THE SECRET FAMILIES is the third volume of a trilogy. Like its predecessors, THE SECRET GENERATIONS and THE SECRET HOUSES, it portrays two families interlocked by marriage--the British Railtons and the American Farthings. The family trade for both of these is espionage. Members of each family have for several generations served in either the British Secret Service or the American CIA.
Sir Caspar Railton, although severely wounded during World War I, worked for forty years in MI6. After his death, information comes to light that he had been a Soviet agent since the 1930’s. The news angers his nephew Donald Railton (Naldo), who looked on Sir Caspar as a second father. With the help of his American cousin Andrew Farthing, Naldo decides to investigate for himself.

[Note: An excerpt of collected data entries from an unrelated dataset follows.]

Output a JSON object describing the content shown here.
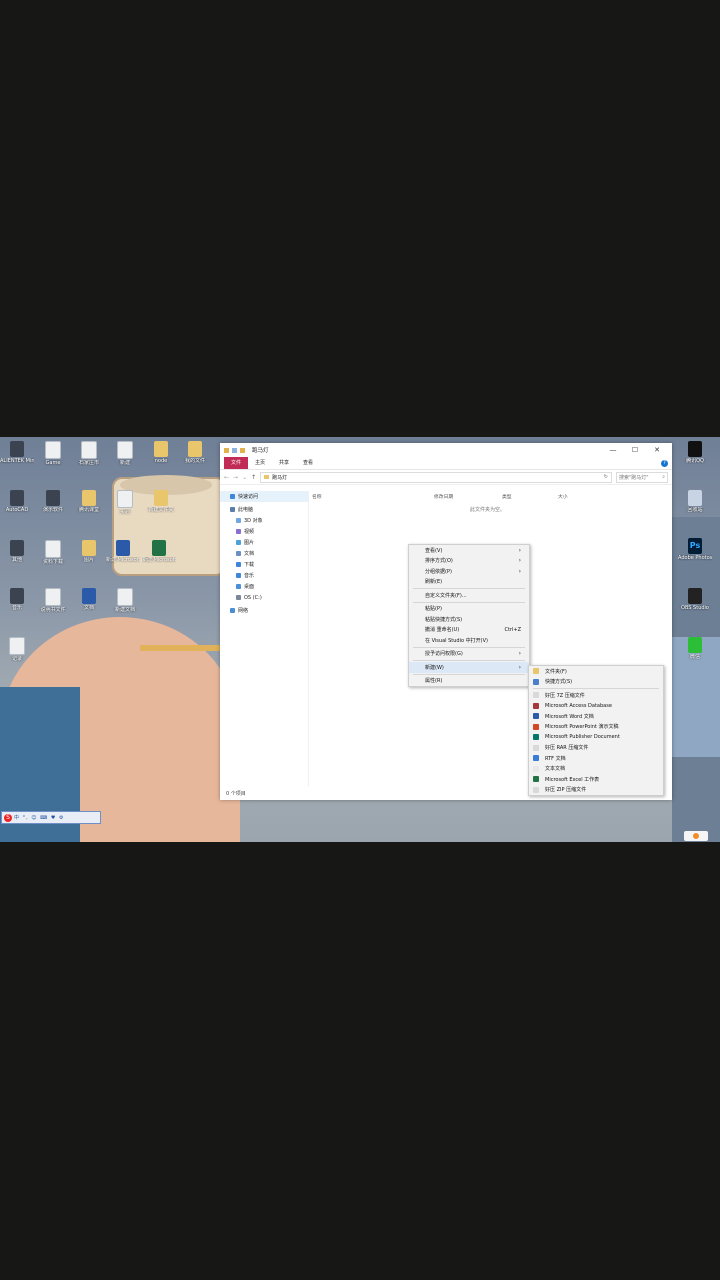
{
  "desktop": {
    "icons": [
      {
        "label": "ALIENTEK MiniSTM...",
        "icon": "app-icon"
      },
      {
        "label": "Game",
        "icon": "file-icon"
      },
      {
        "label": "石家庄市",
        "icon": "file-icon"
      },
      {
        "label": "新建",
        "icon": "file-icon"
      },
      {
        "label": "node",
        "icon": "folder-icon"
      },
      {
        "label": "我的文件",
        "icon": "folder-icon"
      },
      {
        "label": "AutoCAD",
        "icon": "app-icon"
      },
      {
        "label": "演示软件",
        "icon": "app-icon"
      },
      {
        "label": "腾讯课堂",
        "icon": "folder-icon"
      },
      {
        "label": "实验",
        "icon": "file-icon"
      },
      {
        "label": "新建文件夹",
        "icon": "folder-icon"
      },
      {
        "label": "其他",
        "icon": "app-icon"
      },
      {
        "label": "资料下载",
        "icon": "file-icon"
      },
      {
        "label": "图片",
        "icon": "folder-icon"
      },
      {
        "label": "新建 Microsoft Word",
        "icon": "word-icon"
      },
      {
        "label": "新建 Microsoft",
        "icon": "excel-icon"
      },
      {
        "label": "音乐",
        "icon": "app-icon"
      },
      {
        "label": "说明书文件",
        "icon": "file-icon"
      },
      {
        "label": "文档",
        "icon": "word-icon"
      },
      {
        "label": "新建文档",
        "icon": "file-icon"
      },
      {
        "label": "记录",
        "icon": "file-icon"
      }
    ],
    "right_icons": [
      {
        "label": "腾讯QQ",
        "icon": "qq-icon"
      },
      {
        "label": "回收站",
        "icon": "recycle-bin-icon"
      },
      {
        "label": "Adobe Photosh...",
        "icon": "photoshop-icon"
      },
      {
        "label": "OBS Studio",
        "icon": "obs-icon"
      },
      {
        "label": "微信",
        "icon": "wechat-icon"
      }
    ]
  },
  "window": {
    "title": "跑马灯",
    "controls": {
      "minimize": "—",
      "maximize": "☐",
      "close": "✕"
    },
    "ribbon_tabs": [
      "文件",
      "主页",
      "共享",
      "查看"
    ],
    "help": "?",
    "address_path": "跑马灯",
    "search_placeholder": "搜索\"跑马灯\"",
    "nav_items": [
      "快速访问",
      "此电脑",
      "3D 对象",
      "视频",
      "图片",
      "文档",
      "下载",
      "音乐",
      "桌面",
      "OS (C:)",
      "网络"
    ],
    "columns": [
      "名称",
      "修改日期",
      "类型",
      "大小"
    ],
    "empty_message": "此文件夹为空。",
    "status": "0 个项目"
  },
  "context_menu": {
    "items": [
      {
        "label": "查看(V)",
        "has_submenu": true
      },
      {
        "label": "排序方式(O)",
        "has_submenu": true
      },
      {
        "label": "分组依据(P)",
        "has_submenu": true
      },
      {
        "label": "刷新(E)"
      },
      {
        "label": "自定义文件夹(F)..."
      },
      {
        "label": "粘贴(P)"
      },
      {
        "label": "粘贴快捷方式(S)"
      },
      {
        "label": "撤消 重命名(U)",
        "shortcut": "Ctrl+Z"
      },
      {
        "label": "在 Visual Studio 中打开(V)"
      },
      {
        "label": "授予访问权限(G)",
        "has_submenu": true
      },
      {
        "label": "新建(W)",
        "has_submenu": true
      },
      {
        "label": "属性(R)"
      }
    ]
  },
  "new_submenu": {
    "items": [
      {
        "label": "文件夹(F)",
        "color": "#e9c56b"
      },
      {
        "label": "快捷方式(S)",
        "color": "#4a7fc9"
      },
      {
        "label": "好压 7Z 压缩文件",
        "color": "#d9d9d9"
      },
      {
        "label": "Microsoft Access Database",
        "color": "#a4373a"
      },
      {
        "label": "Microsoft Word 文档",
        "color": "#2b5aa8"
      },
      {
        "label": "Microsoft PowerPoint 演示文稿",
        "color": "#d24726"
      },
      {
        "label": "Microsoft Publisher Document",
        "color": "#077568"
      },
      {
        "label": "好压 RAR 压缩文件",
        "color": "#d9d9d9"
      },
      {
        "label": "RTF 文档",
        "color": "#3a7bd5"
      },
      {
        "label": "文本文档",
        "color": "#e8e8e8"
      },
      {
        "label": "Microsoft Excel 工作表",
        "color": "#217346"
      },
      {
        "label": "好压 ZIP 压缩文件",
        "color": "#d9d9d9"
      }
    ]
  },
  "ime_bar": {
    "logo": "S",
    "text": "中 °, ☺ ⌨ ♥ ⚙"
  }
}
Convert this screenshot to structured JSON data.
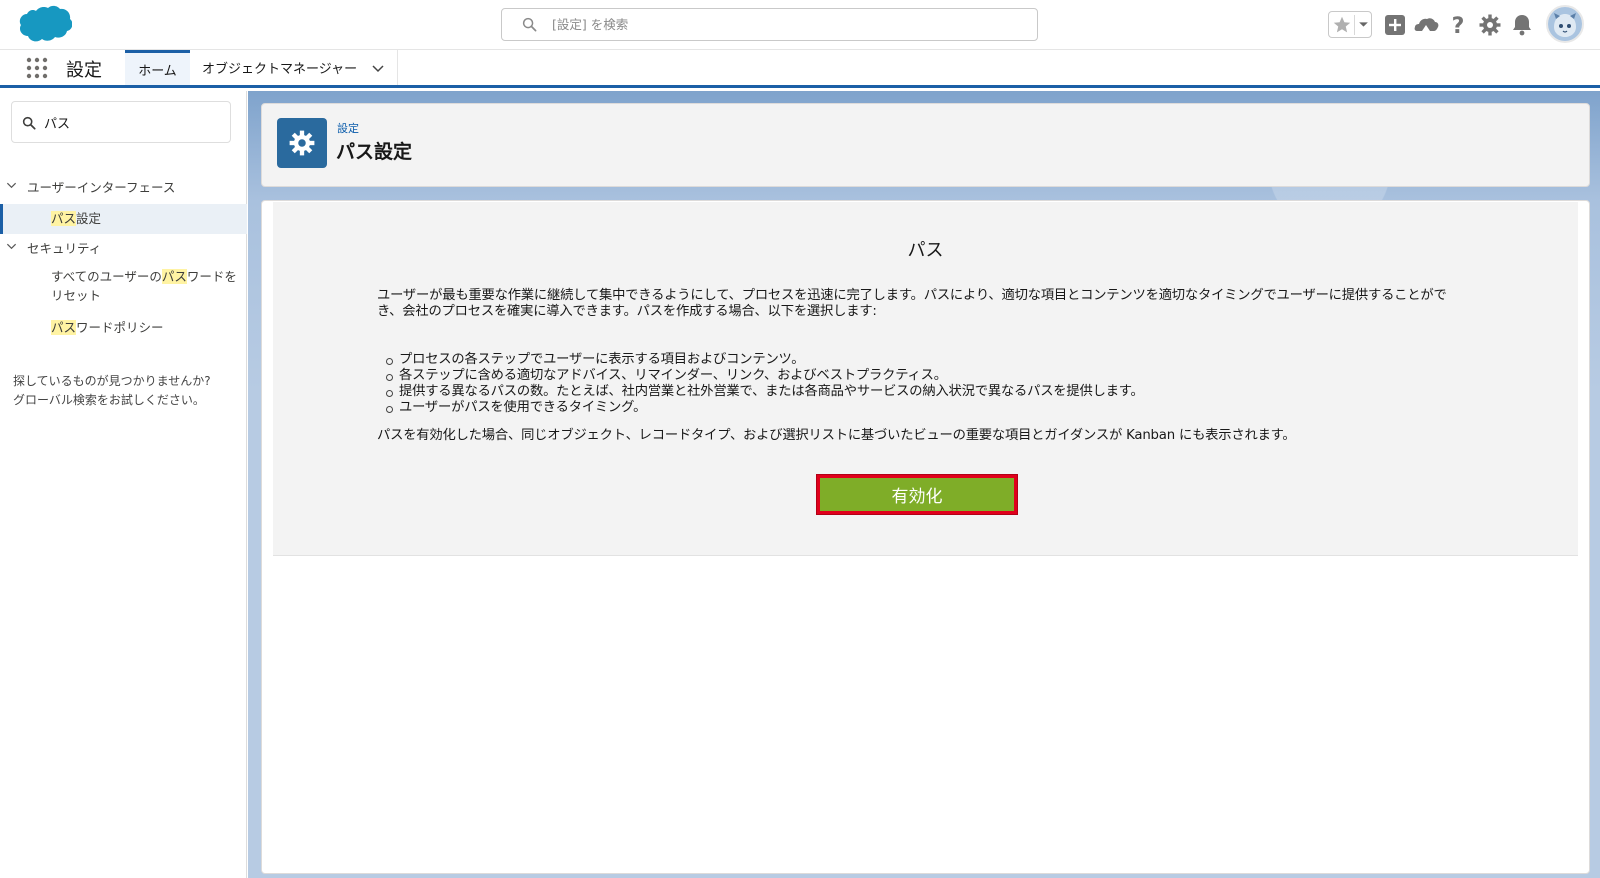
{
  "header": {
    "search_placeholder": "[設定] を検索",
    "icons": [
      "salesforce-cloud-logo",
      "search-icon",
      "star-icon",
      "chevron-down-icon",
      "plus-icon",
      "trailhead-icon",
      "help-icon",
      "gear-icon",
      "bell-icon",
      "avatar"
    ]
  },
  "app_nav": {
    "app_name": "設定",
    "tabs": [
      {
        "label": "ホーム",
        "active": true
      },
      {
        "label": "オブジェクトマネージャー",
        "active": false
      }
    ]
  },
  "sidebar": {
    "quick_find_value": "パス",
    "sections": [
      {
        "label": "ユーザーインターフェース",
        "items": [
          {
            "pre": "",
            "match": "パス",
            "post": "設定",
            "active": true
          }
        ]
      },
      {
        "label": "セキュリティ",
        "items": [
          {
            "pre": "すべてのユーザーの",
            "match": "パス",
            "post": "ワードを",
            "line2": "リセット",
            "active": false
          },
          {
            "pre": "",
            "match": "パス",
            "post": "ワードポリシー",
            "active": false
          }
        ]
      }
    ],
    "not_found_line1": "探しているものが見つかりませんか?",
    "not_found_line2": "グローバル検索をお試しください。"
  },
  "page_header": {
    "breadcrumb": "設定",
    "title": "パス設定"
  },
  "intro": {
    "title": "パス",
    "description": "ユーザーが最も重要な作業に継続して集中できるようにして、プロセスを迅速に完了します。パスにより、適切な項目とコンテンツを適切なタイミングでユーザーに提供することができ、会社のプロセスを確実に導入できます。パスを作成する場合、以下を選択します:",
    "bullets": [
      "プロセスの各ステップでユーザーに表示する項目およびコンテンツ。",
      "各ステップに含める適切なアドバイス、リマインダー、リンク、およびベストプラクティス。",
      "提供する異なるパスの数。たとえば、社内営業と社外営業で、または各商品やサービスの納入状況で異なるパスを提供します。",
      "ユーザーがパスを使用できるタイミング。"
    ],
    "kanban_note": "パスを有効化した場合、同じオブジェクト、レコードタイプ、および選択リストに基づいたビューの重要な項目とガイダンスが Kanban にも表示されます。",
    "enable_button": "有効化"
  },
  "colors": {
    "brand_blue": "#1b5fa6",
    "enable_green": "#7fad28",
    "highlight_box": "#e0001b",
    "search_highlight": "#fff3a3"
  }
}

Naldo’s persistence pays off. He discovers evidence that Sir Caspar has deliberately faked a diary in which he confesses to joining the NKVD. A second diary reveals the truth. Sir Caspar did enlist in Soviet intelligence, but only to gain information for the British. He claims in the true diary that he has uncovered a key Soviet mole.
Gardner’s trilogy emphasizes the difficulty in finding out the truth in matters of espionage. Is Naldo’s discovery in fact correct? He stakes his life on it. He undertakes a trip to Russia to confront the Soviet general who holds a vital piece of the puzzle. Just as matters seem to be winding up to a happy conclusion, Gardner introduces a new twist. The entire basis of Naldo’s case collapses. He refuses to give up, however, and at last the truth comes to light. It is safe to say that not many will guess the solution; but by a clue placed in the first few pages, Gardner has given his readers a fair shot at the answer.
Gardner’s novel often refers to actual events, and part of its interest lies in examining the author’s interpretations. He takes with utmost seriousness the theory that the Soviets have extensively penetrated the intelligence services of Great Britain and the United States. Gardner is a versatile writer, and his books range from classic British mysteries to James Bond adventure novels. In this trilogy, realism is the name of the game. Readers who like complicated espionage plots in this style of John le Carre will enjoy this book.